3. Jefferies voorziet een blockbuster-omzet voor filgotinib (voor RA en Crohn tezamen) van $4 miljard (peak sales). De langzaam groeiende markt voor reumatoïde artritis zal in 2020 ongeveer $ 80 miljard groot zijn. De Crohn-markt wordt over een aantal jaren geschat $5 miljard groot te zijn; mogelijk dat filgotinib daarvan tenminste 10% marktaandeel kan verwerven, wat plausibel is, temeer omdat de toepassing mogelijk ook niet alleen in het lab, maar ook in de praktijk wordt gecombineerd met de uiterste innovatieve Organoïd Technology van de HUB Foundation. Na aftrek van de Crohn-omzet resteert een maximale RA-omzet van filgotinib van ca. $3,5 miljard. Een tamelijk optimistische schatting mijns inziens, maar ook weer niet onrealistisch. Dan moeten de marktomstandigheden echter niet tegen zitten.
4. Zoals de biotech blogger Ozgurogut zeer terecht opmerkt, is het vergelijken van de scores (zoals de diverse ACR, DAS28 scores en laboratoriumwaarden) van de verschillende JAK-remmers een hachelijke zaak en eigenlijk alleen verantwoord in een head-to-head vergelijkend klinisch onderzoek met gelijk grote/nagenoeg identiek samengestelde populaties, dezelfde onderzoekscriteria/scores en eenzelfde statistische benadering.
Ondanks deze reservering komt de blogger, alle plusjes en minnetjes optellend, tot de conclusie dat er - anders dan dat de JAK1-specificiteit van filgotinib doet vermoeden - geen of slechts een miniem onderscheid is tussen filgotinib en baricitinib. Dat onderscheid zou nauwelijks commercieel te exploiteren zijn, is zijn impliciete conclusie.
Eerder merkte Pfizer in de bijsluiter van Xeljanz op dat er geen betekenis aan de JAK-specificiteit moet worden toegekend: “However, the relevance of specific JAK combinations to therapeutic effectiveness is not known.” In 2014 hebben Pfizer-onderzoekers ook nog eens een wetenschappelijk artikel gepubliceerd waarin zij aantonen dat het profiel van de (cytokine) inhibitie voor de drie onderzochte remmers (tofacitinib, baricitinib en filgotininb) opvallende gelijkenis vertoont bij de werkzame doseringen. Of hier(boven) sprake is van ‘A Convenient Truth’ kan ik niet goed beoordelen.

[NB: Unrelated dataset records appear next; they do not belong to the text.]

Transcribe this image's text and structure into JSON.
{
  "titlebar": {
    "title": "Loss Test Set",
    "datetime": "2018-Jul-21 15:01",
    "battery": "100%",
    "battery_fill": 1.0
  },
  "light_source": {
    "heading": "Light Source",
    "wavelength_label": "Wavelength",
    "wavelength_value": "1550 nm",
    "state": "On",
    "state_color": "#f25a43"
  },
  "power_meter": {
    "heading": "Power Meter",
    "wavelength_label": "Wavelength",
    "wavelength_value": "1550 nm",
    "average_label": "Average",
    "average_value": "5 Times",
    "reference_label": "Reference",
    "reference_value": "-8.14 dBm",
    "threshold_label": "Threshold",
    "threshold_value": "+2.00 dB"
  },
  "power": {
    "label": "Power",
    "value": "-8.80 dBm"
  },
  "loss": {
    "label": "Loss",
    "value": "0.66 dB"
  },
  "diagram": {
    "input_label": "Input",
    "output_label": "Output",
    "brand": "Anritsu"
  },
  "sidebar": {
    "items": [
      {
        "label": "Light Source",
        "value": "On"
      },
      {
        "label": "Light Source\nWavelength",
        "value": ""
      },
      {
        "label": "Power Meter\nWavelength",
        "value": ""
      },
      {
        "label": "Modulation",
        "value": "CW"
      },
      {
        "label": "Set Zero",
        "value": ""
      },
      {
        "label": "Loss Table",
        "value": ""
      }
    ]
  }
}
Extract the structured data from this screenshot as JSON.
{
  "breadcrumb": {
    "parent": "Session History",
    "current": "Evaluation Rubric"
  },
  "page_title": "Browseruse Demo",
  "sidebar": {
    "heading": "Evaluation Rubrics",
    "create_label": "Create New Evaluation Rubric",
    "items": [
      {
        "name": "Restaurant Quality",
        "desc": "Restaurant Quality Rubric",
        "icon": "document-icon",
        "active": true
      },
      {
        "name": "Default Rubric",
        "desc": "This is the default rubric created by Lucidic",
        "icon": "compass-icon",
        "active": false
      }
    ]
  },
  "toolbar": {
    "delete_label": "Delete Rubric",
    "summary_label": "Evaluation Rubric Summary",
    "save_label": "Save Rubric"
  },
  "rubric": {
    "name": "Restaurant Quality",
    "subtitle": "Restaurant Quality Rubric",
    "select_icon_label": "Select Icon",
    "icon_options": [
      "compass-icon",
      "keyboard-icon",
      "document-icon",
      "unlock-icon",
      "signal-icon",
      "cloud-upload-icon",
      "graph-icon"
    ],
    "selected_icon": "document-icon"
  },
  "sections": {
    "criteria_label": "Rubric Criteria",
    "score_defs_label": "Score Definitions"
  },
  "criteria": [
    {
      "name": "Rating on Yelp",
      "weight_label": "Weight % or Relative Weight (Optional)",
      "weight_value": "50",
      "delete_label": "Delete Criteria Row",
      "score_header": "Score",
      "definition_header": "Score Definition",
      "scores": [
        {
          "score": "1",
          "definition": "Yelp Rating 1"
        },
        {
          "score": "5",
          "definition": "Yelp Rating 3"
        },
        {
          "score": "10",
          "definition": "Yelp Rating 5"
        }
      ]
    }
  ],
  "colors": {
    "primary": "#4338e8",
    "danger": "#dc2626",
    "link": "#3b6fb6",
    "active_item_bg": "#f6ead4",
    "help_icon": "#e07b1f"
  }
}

5. We weten uit laboratorium onderzoek van Galapagos dat filgotinib (JAK1) ca. 3 maal zo JAK1-selectief is als tofacitinib (JAK 1/JAK3) en 15 maal zo selectief als baricitinib (JAK1/JAK2). Als de JAK1 interferentie het meest gewenst is om het door reuma op hol geslagen immuunsysteem te corrigeren, dan zou je verwachten dat filgotinib met kleinste dosis uit kan. Maar dat is niet zo, integendeel. Baricitinib heeft - net als tofacitinib overigens – een met filgotinib vergelijkbaar molecuulgewicht, terwijl de dosering die tot het klinisch effect leidt slechts een twintigste is. Alleen al om die farmacologische overweging lijkt het er op dat het werkingsmechanisme van filgotinib (onder meer waar en hoe precies op moleculair niveau in het enzymcomplex van de JAK’s wordt aangegrepen) fundamenteel anders is dan dat van o.a. baricitinib en misschien dus ook klinisch relevant. Tot nut toe leveren de klinische onderzoeken, zoals gezegd, echter geen spoor van bewijs op voor deze (mijn persoonlijke) hypothese. ‘We’ moeten dus vooralsnog leven met enkele, minieme verschillen in het bijwerkingenprofiel van baricitinib versus filgotinib. Daarmee wint filgotinib de oorlog niet, zo ziet het er naar uit.